Mas o ponto alto do passeio é sem dúvida a subida do morro em uma espécie de funicular, todo transparente, que passa a sensação de estar atingindo o ápice da floresta. Feito com tecnologia brasileira, o equipamento leva três minutos para escalar de maneira inclinada 45 metros de altura. Não faz barulho e comporta até seis pessoas por viagem ou dois cadeirantes e duas pessoas em pé.
Logo que o usuário sai do funicular, uma outra sensação —que pode ser inédita para quem sempre viveu em grandes cidades— entusiasma: uma espécie de túnel feito de folhas e galhos de árvores passa a impressão de ser um portal que leva diretamente para o contato com árvores, flores, arbustos e insetos.
Desse ponto, é possível, a depender da época do ano, ver dezenas de tipos de borboletas, que chegam a pousar nos visitantes. Do alto também se vê toda a dimensão do parque, o movimento dos carros passando pela rodovia, os edifícios no horizonte e mais diversidade de árvores e plantas.
Um jardim sensorial, com ervas aromáticas, plantas e flores para tocar, cheirar e experimentar também se localiza nessa porção do parque, que, no futuro, terá uma concha acústica para pequenas apresentações e apreciação dos sons da floresta.
Hélio Oda, da fundação que patrocinou o parque, diz que uma das missões da instituição, que banca outros 30 projetos, é preservar a mata atlântica e a natureza. 
"O terreno do parque pertencia à fundação há décadas e era nosso desejo vê-lo protegido, valorizado por suas riquezas. Além de servir para visitação, a área [de 484 mil m²] vai estar aberta para pesquisas, principalmente as voltadas à educação ambiental", afirma Oda.
Segundo Flávio Lessa, coordenador de gestão socioambiental do local, o parque "possui uma vegetação em estágio secundário avançado de recuperação". Espécies como palmito jussara, embaúbas, manacás, aroeiras e samambaias estão presentes. A área registra também animais como raposas, antas, pacas, gatos-do-mato, veados, tatus, gaviões-carcarás e onças-pardas.
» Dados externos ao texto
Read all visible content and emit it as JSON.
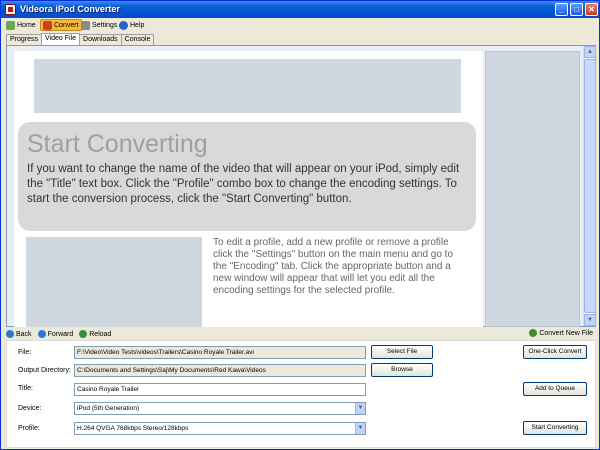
{
  "window": {
    "title": "Videora iPod Converter"
  },
  "menu": [
    {
      "label": "Home",
      "icon": "home-icon"
    },
    {
      "label": "Convert",
      "icon": "convert-icon"
    },
    {
      "label": "Settings",
      "icon": "settings-icon"
    },
    {
      "label": "Help",
      "icon": "help-icon"
    }
  ],
  "tabs": [
    "Progress",
    "Video File",
    "Downloads",
    "Console"
  ],
  "content": {
    "heading": "Start Converting",
    "intro": "If you want to change the name of the video that will appear on your iPod, simply edit the \"Title\" text box. Click the \"Profile\" combo box to change the encoding settings. To start the conversion process, click the \"Start Converting\" button.",
    "side_text": "To edit a profile, add a new profile or remove a profile click the \"Settings\" button on the main menu and go to the \"Encoding\" tab. Click the appropriate button and a new window will appear that will let you edit all the encoding settings for the selected profile."
  },
  "nav": {
    "back": "Back",
    "forward": "Forward",
    "reload": "Reload",
    "convert_new": "Convert New File"
  },
  "form": {
    "file_label": "File:",
    "file_value": "F:\\Video\\Video Tests\\videos\\Trailers\\Casino Royale Trailer.avi",
    "output_label": "Output Directory:",
    "output_value": "C:\\Documents and Settings\\Saj\\My Documents\\Red Kawa\\Videos",
    "title_label": "Title:",
    "title_value": "Casino Royale Trailer",
    "device_label": "Device:",
    "device_value": "iPod (5th Generation)",
    "profile_label": "Profile:",
    "profile_value": "H.264 QVGA 768kbps Stereo/128kbps",
    "select_file": "Select File",
    "browse": "Browse",
    "one_click": "One-Click Convert",
    "add_queue": "Add to Queue",
    "start_converting": "Start Converting"
  }
}
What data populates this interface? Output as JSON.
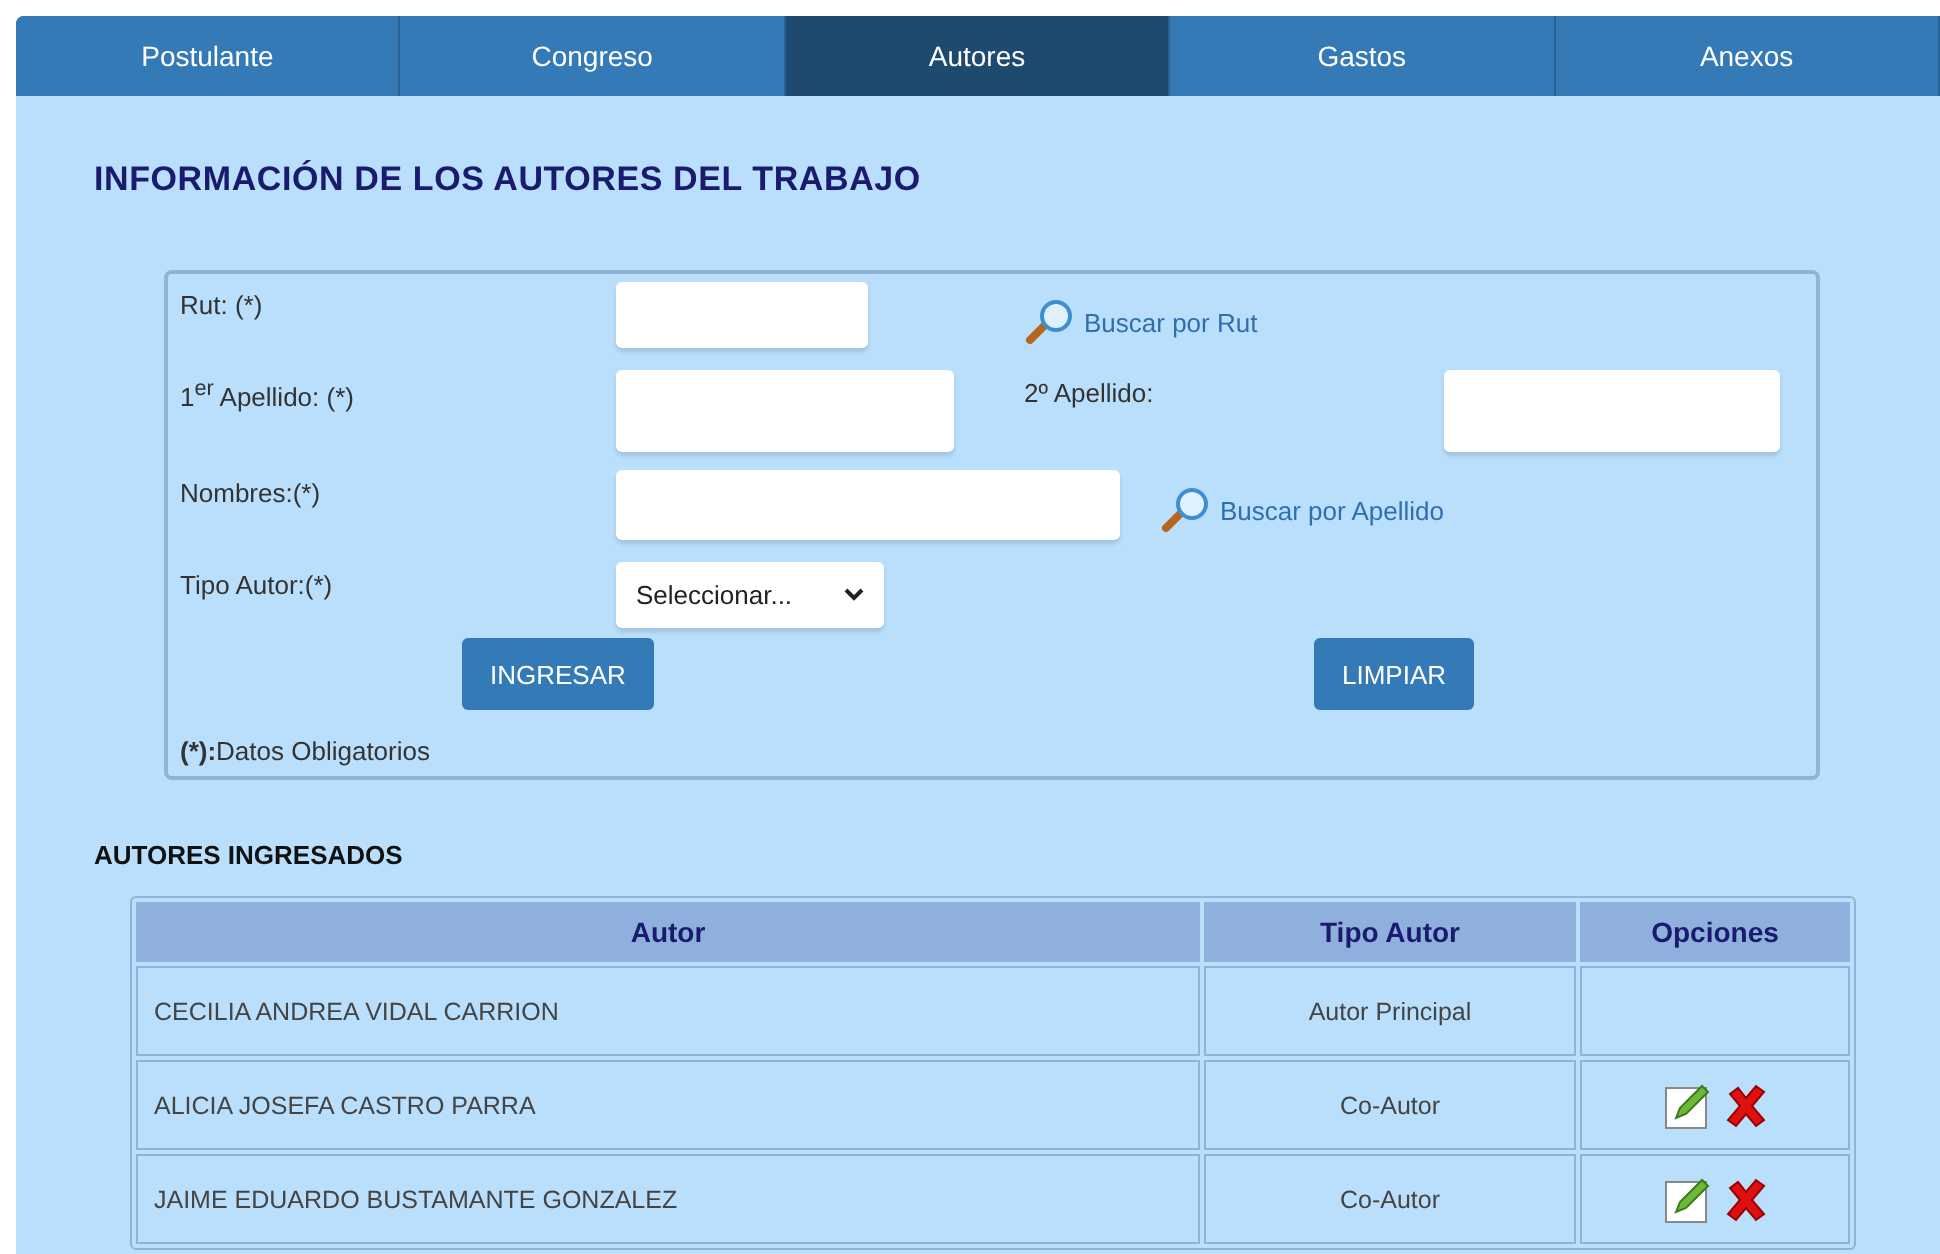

O local vai contar com cinco torres —atualmente só há uma instalada— de geração de energia eólica e solar. O aço utilizado na construção é reciclado e não houve processo de soldagem, apenas encaixes e uso de parafusos.
A maior parte dos funcionários da atração é de moradores de comunidades que ladeiam o novo parque.